Hundreds of private emails White House senior adviser Stephen Miller sent to a former Breitbart editor show that he recommended white nationalist websites and literature and upheld the 1920s Coolidge administration as a model for setting highly restrictive immigration policies, according to a new report by the Southern Poverty Law Center.

The SPLC’s report draws on more than 900 emails, about 80 percent of which touched on the issues of either immigration or race, that Miller exchanged with former Breitbart editor Katie McHugh from March 4, 2015, to June 27, 2016, while he was still an aide for then-US Sen. Jeff Sessions. They illuminate the philosophy guiding Miller, who is largely regarded as the architect of the Trump administration’s hardline immigration policy.

In an October 23, 2015, email, Miller forwarded McHugh a story from the website VDare, published by Peter Brimelow, who has long been allied with prominent figures in the white nationalist far-right movement. As Jane Coaston explained for Vox, “VDare’s perception of itself as focused on ‘just asking questions’ and merely ‘politically incorrect’ is belied by the website itself and its stable of contributors, who include some of the most visible white nationalists in the movement today.”

Miller cites the VDare story, which summarizes instances in which the US offered citizens of certain countries temporary protections, as a warning of what could happen if Mexicans displaced by Hurricane Patricia in 2015 were to flee to the US southern border.

In a September 6, 2015, email, Miller recommended a racist 1973 dystopian novel, The Camp of The Saints, which has been upheld by nativists and the alt-right as a cautionary tale about the effects of immigration. The book portrays brown-skinned immigrants from India as savages who eat their own feces and invade the “white world” of Europe.

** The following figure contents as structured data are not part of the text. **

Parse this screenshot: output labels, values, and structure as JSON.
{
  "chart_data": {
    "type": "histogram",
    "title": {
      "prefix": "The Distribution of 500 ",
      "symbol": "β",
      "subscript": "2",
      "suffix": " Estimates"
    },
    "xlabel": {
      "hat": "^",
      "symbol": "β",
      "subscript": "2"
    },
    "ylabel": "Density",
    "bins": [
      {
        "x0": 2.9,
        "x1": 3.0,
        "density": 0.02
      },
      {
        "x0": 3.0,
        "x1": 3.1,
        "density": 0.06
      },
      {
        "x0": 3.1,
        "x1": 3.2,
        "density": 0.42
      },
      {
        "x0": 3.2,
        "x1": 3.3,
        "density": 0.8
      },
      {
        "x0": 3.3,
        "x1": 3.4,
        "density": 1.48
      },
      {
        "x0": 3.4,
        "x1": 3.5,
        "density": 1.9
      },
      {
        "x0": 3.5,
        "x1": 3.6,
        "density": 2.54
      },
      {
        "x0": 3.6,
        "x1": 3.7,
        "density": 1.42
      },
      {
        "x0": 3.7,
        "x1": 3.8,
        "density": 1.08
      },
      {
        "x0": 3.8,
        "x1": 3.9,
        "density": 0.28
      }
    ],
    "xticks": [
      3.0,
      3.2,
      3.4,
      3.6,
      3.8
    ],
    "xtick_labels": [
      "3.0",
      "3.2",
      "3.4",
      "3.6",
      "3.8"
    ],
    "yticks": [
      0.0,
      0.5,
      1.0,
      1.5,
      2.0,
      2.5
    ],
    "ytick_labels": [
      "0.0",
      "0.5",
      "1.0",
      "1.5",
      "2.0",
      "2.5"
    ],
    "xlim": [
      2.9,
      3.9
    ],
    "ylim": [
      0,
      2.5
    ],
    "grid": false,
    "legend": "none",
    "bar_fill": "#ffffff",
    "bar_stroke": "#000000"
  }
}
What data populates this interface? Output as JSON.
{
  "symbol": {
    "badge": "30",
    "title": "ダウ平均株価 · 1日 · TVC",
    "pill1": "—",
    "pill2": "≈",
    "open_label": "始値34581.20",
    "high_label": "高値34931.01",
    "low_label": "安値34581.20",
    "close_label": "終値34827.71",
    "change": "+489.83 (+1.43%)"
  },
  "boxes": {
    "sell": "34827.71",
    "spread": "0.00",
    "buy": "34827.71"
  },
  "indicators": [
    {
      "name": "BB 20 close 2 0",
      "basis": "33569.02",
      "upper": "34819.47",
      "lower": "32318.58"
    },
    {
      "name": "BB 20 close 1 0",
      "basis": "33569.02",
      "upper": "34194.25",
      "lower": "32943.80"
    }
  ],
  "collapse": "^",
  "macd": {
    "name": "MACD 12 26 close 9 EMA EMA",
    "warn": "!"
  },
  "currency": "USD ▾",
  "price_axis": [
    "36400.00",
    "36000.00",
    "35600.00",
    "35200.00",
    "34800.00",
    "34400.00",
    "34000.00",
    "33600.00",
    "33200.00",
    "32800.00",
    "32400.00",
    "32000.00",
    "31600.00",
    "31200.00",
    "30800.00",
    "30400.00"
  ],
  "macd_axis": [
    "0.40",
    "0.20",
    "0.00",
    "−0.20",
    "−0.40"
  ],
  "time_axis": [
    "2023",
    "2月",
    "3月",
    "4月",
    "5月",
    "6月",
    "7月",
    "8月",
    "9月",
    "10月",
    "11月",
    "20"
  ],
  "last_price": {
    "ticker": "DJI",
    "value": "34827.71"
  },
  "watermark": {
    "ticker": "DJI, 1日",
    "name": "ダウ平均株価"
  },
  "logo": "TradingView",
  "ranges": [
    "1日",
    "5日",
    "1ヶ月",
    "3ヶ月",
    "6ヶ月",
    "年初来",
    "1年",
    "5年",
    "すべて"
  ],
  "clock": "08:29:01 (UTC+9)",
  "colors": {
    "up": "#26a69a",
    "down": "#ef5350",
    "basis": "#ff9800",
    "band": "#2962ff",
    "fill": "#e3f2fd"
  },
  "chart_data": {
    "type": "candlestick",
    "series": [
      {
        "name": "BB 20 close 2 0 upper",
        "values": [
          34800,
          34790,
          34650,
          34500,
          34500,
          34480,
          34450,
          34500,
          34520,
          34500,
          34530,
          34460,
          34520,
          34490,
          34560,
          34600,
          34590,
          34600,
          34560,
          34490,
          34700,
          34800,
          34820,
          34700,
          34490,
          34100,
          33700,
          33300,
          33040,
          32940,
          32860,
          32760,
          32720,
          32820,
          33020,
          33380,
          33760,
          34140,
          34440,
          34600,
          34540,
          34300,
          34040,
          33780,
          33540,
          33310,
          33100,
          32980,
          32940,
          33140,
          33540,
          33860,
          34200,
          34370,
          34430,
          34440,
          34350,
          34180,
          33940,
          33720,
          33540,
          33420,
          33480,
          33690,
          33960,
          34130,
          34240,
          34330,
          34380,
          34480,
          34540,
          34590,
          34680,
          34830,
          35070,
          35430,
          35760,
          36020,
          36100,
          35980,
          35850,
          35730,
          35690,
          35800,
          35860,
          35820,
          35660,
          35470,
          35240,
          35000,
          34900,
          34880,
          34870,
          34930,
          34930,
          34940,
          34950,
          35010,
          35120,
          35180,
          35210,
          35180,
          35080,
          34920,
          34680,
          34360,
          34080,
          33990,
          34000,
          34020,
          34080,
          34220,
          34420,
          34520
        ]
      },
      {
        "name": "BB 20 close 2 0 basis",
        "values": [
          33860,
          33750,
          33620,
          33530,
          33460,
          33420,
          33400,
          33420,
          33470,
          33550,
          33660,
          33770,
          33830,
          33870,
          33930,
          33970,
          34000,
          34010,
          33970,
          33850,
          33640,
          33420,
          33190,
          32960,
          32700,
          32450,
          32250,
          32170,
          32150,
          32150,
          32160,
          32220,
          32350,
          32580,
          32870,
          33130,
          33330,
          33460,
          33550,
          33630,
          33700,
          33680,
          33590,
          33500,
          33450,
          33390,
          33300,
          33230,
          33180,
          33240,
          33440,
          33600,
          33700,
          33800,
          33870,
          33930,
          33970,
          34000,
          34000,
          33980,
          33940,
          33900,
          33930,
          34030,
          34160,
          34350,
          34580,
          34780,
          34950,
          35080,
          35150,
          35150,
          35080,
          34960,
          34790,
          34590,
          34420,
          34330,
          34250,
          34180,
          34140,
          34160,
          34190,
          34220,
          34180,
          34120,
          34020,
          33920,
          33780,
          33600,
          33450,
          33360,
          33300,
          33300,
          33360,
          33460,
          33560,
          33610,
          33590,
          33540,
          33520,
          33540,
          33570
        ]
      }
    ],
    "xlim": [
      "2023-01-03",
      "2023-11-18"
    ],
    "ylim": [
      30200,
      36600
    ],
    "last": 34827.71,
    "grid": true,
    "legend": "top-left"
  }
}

“[Y]ou see the Pope saying west must, in effect, get rid of borders,” Miller wrote to McHugh. “Someone should point out the parallels to Camp of the Saints.”

Breitbart later ran a story doing just that.

Steve Bannon, Trump’s former chief strategist, has cited the book repeatedly, and Radix, a website founded by leading white nationalist Richard Spencer, has praised it as an exaggerated “distillation and condensation of observable reality.”

White House Press Secretary Stephanie Grisham said that she had not read the SPLC’s report, but condemned the organization as an “utterly-discredited, long-debunked far-left smear organization that has recently been forced – to its great humiliation – to issue a major retraction for other wholly-fabricated accusations.” In 2016, the group was forced to pay a multimillion-dollar settlement to the Muslim activist Maajid Nawaz for erroneously including him on a list of “anti-Muslim extremists” and issued a public apology.

“They libel, slander, and defame conservatives for a living. They are beneath public discussion,” Grisham added.

A White House official also accused the SPLC of anti-Semitism for attacking Miller, who is Jewish.

In other emails detailed in the report, Miller repeatedly touted the immigration policies of former President Calvin Coolidge, who signed one of the most restrictive immigration laws in US history, the Immigration Act of 1924. The law severely limited immigration of nonwhites from outside Northern Europe by imposing quotas that tied the number of immigrants admitted from any country to past census counts of how many immigrants of their nationality were already living in the US.

“America must be kept American,” Coolidge wrote at the time. “For this purpose, it is necessary to continue a policy of restricted immigration.”

In a June 2, 2015, email, Miller suggested that the beginning of “Immigrant Heritage Month” could pose a “good opportunity to remind people about the heritage established by Calvin Coolidge, which covers four decades of the 20th century.”

Miller’s emails are consistent with the sweeping policy changes he has pursued with the aim of keeping out all but the wealthiest immigrants.

He was behind the so-called public charge regulation, which would have given immigration officials much more leeway to turn away low-income immigrants based on an evaluation of 20 factors, ranging from the use of certain public benefits programs — including food stamps, Section 8 housing vouchers, and Medicaid — to English language proficiency. That regulation, which has been blocked by federal courts for now, could have affected over 382,000 people seeking to enter the US, extend their visa, or upgrade their temporary visa to a green card.

He has also tried to systematically stymie asylum seekers arriving at the US southern border from Central America, where rampant violence and corruption is forcing thousands to flee.

“My mantra has persistently been presenting aliens with multiple unsolvable dilemmas to impact their calculus for choosing to make the arduous journey to begin with,” he told US Customs and Border Protection officials in a memo first reported on by NBC.